Michał Anioł pracując nad swoim monumentalnym dziełem Sąd Ostateczny, upodobnił Minosa – czyli sędziego zmarłych w Hadesie – do Biagia z Ceseny, mistrza ceremonii, który służył na dworze papieża Pawła III. Jaki był powód takiego działania? Biagio ostro i bezpardonowo potępiał nagość́ na freskach Buonarrotiego. Zatem mistrz, dla wyrównania rachunków, umieścił go w piekle. Dodajmy tylko, że sama postać́ jest odpychająca i szkaradna, ale na tym nie koniec, bo Michał Anioł namalował węża, który pnie się̨ po udach Biagia i gryzie go centralnie w… przyrodzenie. Jeśli nie wierzycie, sprawdźcie na fresku. Mimo licznych skarg pokrzywdzonego, papież̇ nie nakazał wprowadzenia zmian i stwierdził: 

– „Mam władzę na ziemi, mógłbym wiele załatwić́ w niebie, ale w piekle władzy nie posiadam”. 

No dobrze, a co w humorem w publicznej prezentacji? 

Zobacz, książkę pt.: „Riposta i humor w wystąpieniu publicznym”. Autora znam osobiście, choć nie wiem czy dobrze. 

A przykład dotyczący Michała Anioła zaczerpnąłem z jego książki. 

Ale ja nie o tym, bo chciałem się pochylić nad pytaniem o motyw, czyli – „dlaczego ludzie tworzą komiczne sytuacje?”. Szukając odpowiadając odwołam się do dość znanej sytuacji z życia wybitnego aktora Jana Kobuszewskiego. 

Otóż, podczas próby aktorka grająca z nim w spektaklu zauważyła kawałek nitki na rękawie Kobuszewskiego, jako, że była nieznośną pedantką nie mogła się powstrzymać przed jej usunięciem i nie wychodząc z granej roli ściągnęła ją z rękawa aktora. 

Na następnej próbie Kobuszewski, już celowo miał kawałek takiej nitki na marynarce. 

I znowu sytuacja się powtórzyła: „Pan wybaczy, panie radco. Niteczka”. I tak zdejmowanie nitki z rękawa wrosło w tą scenę. Jednak, na premierę Kobuszewski miał już pomysł. W wewnętrznej kieszeni umieścił dużą szpulkę białych, wyjątkowo mocnych nici, a ich koniec był przeciągnięty przez rękaw. I znów, sekwencja się powtarza: „Pan wybaczy, panie radco. Niteczka” i dalej ciągnie a ta się nie kończy, próbuje zerwać, ale nie może. Pat na całej linii więc ciągnie dalej aż wreszcie szpulka się skończyła. I aktorka trzyma w rękach wielki kłębek nici, na co Kobuszewski, z kamienną twarzą, nachylił się do niej i wyszeptał: – „Sprułaś mi gacie”.

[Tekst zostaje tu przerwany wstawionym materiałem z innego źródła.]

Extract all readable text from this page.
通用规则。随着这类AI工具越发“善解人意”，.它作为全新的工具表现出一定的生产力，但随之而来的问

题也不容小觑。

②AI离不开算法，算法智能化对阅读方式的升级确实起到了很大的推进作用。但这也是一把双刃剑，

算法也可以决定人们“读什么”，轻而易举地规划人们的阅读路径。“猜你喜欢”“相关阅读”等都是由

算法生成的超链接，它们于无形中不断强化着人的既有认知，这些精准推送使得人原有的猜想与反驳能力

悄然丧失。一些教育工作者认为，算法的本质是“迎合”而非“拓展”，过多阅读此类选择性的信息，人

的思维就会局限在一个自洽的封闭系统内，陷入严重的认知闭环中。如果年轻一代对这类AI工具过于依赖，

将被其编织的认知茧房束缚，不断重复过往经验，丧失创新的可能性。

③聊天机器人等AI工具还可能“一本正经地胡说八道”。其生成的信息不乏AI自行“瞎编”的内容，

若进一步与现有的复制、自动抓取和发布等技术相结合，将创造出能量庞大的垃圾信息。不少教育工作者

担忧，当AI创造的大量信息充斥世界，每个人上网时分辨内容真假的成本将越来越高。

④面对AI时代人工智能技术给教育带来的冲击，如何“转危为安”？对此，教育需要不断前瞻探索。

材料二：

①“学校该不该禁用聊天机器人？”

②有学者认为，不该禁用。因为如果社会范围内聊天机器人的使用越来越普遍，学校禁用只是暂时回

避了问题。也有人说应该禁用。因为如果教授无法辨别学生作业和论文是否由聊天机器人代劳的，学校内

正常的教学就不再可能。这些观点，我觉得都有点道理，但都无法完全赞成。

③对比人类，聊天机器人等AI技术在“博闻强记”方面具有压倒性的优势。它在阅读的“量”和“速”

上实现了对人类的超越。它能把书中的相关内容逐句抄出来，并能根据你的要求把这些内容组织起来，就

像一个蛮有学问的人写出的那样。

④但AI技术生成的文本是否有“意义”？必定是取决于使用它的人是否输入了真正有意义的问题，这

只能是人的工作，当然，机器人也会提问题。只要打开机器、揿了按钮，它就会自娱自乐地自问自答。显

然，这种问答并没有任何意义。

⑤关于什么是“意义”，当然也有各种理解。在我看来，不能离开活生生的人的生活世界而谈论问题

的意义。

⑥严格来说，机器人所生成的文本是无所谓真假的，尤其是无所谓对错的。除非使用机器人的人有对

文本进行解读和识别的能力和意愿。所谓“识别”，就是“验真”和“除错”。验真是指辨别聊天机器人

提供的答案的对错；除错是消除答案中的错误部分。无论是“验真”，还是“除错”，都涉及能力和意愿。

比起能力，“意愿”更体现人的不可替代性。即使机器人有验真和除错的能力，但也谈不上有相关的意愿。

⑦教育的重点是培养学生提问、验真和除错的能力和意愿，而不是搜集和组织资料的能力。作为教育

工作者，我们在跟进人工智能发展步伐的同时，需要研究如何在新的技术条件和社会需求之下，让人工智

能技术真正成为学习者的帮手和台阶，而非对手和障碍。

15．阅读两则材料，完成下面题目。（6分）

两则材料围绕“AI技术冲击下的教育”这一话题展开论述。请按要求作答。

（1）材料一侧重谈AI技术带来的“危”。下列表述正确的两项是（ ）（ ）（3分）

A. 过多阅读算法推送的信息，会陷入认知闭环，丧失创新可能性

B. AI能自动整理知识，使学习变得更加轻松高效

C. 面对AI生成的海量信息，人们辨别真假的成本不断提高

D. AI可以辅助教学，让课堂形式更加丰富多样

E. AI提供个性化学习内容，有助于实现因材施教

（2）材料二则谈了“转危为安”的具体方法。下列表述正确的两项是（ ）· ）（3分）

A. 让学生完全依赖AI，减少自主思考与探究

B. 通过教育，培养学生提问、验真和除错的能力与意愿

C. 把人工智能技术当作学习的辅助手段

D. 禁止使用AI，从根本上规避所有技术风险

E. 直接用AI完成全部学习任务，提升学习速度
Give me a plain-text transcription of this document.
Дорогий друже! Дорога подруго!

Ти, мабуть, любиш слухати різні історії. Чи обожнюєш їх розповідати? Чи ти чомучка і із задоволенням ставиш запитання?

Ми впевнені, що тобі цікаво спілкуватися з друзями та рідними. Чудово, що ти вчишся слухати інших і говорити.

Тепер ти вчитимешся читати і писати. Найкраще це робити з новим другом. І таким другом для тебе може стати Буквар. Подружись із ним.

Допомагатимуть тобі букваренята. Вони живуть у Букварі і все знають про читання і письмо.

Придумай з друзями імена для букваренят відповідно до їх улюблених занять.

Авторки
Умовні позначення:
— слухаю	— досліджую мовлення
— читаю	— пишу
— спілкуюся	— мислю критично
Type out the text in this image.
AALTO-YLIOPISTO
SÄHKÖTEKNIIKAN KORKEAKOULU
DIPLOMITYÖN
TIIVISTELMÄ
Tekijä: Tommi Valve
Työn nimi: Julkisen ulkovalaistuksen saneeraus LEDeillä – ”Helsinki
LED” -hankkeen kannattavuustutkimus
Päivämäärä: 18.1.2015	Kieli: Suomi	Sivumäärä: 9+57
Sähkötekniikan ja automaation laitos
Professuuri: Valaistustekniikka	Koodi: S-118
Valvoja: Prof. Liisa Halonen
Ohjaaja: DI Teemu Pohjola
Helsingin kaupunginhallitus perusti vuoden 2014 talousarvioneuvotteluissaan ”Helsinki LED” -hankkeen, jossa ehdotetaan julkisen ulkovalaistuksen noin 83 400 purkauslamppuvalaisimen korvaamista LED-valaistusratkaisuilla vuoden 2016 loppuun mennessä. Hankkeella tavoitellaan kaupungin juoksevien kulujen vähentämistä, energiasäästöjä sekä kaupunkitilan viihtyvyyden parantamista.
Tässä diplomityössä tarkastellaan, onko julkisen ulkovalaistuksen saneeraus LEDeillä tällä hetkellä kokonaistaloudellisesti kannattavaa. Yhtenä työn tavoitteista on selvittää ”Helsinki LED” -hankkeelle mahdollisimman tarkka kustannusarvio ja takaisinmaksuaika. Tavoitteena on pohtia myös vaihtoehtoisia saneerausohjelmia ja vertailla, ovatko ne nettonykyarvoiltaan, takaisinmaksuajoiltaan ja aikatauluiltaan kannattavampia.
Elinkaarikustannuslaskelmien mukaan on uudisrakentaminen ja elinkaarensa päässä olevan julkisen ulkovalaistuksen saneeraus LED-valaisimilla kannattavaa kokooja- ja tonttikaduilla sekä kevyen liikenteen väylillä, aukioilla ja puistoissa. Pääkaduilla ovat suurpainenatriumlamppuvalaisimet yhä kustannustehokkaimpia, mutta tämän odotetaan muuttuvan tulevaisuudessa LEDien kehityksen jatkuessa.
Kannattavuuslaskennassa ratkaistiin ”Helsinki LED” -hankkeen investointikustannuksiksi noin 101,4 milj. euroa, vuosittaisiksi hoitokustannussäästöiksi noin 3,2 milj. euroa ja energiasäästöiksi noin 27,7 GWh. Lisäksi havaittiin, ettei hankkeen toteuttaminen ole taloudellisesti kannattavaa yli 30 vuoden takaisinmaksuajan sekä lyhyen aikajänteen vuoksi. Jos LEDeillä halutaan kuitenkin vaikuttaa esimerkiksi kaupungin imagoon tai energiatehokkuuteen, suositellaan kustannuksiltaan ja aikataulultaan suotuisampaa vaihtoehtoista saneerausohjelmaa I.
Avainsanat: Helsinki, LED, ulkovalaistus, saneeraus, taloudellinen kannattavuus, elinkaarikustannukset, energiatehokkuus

Można by zapytać, dlaczego Kobuszewski zadał sobie tyle trudu by: 

1. iść do sklepu

2. spędzić czas na wyborze odpowiednio mocnych nici, wreszcie

3. ponieść koszt, a potem 

4. obmyślić najlepszy plan włożenia nici pod marynarkę, itd. 

Po co robił? Odpowiedź wydaje się jedna – wytworzenie sytuacji komicznej dla… niej samej.  Humor, śmiech stają się tu wartościami autotelicznymi.

Sądzę, że podobnie było w przypadku średniowiecznego mistrza kamieniarstwa, który w jakimś momencie swojej pracy wpada na dowcipną myśl i nie mogąc się jej oprzeć zadaje sobie roboty, a robi to tylko i wyłącznie po to, by na twarzy pielgrzyma, turysty, obserwatora pojawił się uśmiech i myśl „Dowcipny ten facet, co to zrobił”. 

Podobnie nasza Noblistka Wisława Szymborska, która tworzyła kolaże i pocztówki którymi potem obdarzała swoich przyjaciół czy znajomych. Cześć z nich możemy obejrzeć w Kamienicy Szołayskich na wystawie „Szuflada Szymborskiej”.

Czyli, można by powiedzieć, że umysł osób twórczych, w sytuacji gdy „ma wole”, gdy nie jest czymś zajęty, zapełnia ową przestrzeń pomysłem na skonstruowanie komicznej sytuacji poprzez co tworzy rodzaj zażyłości między odbiorcą a twórcą.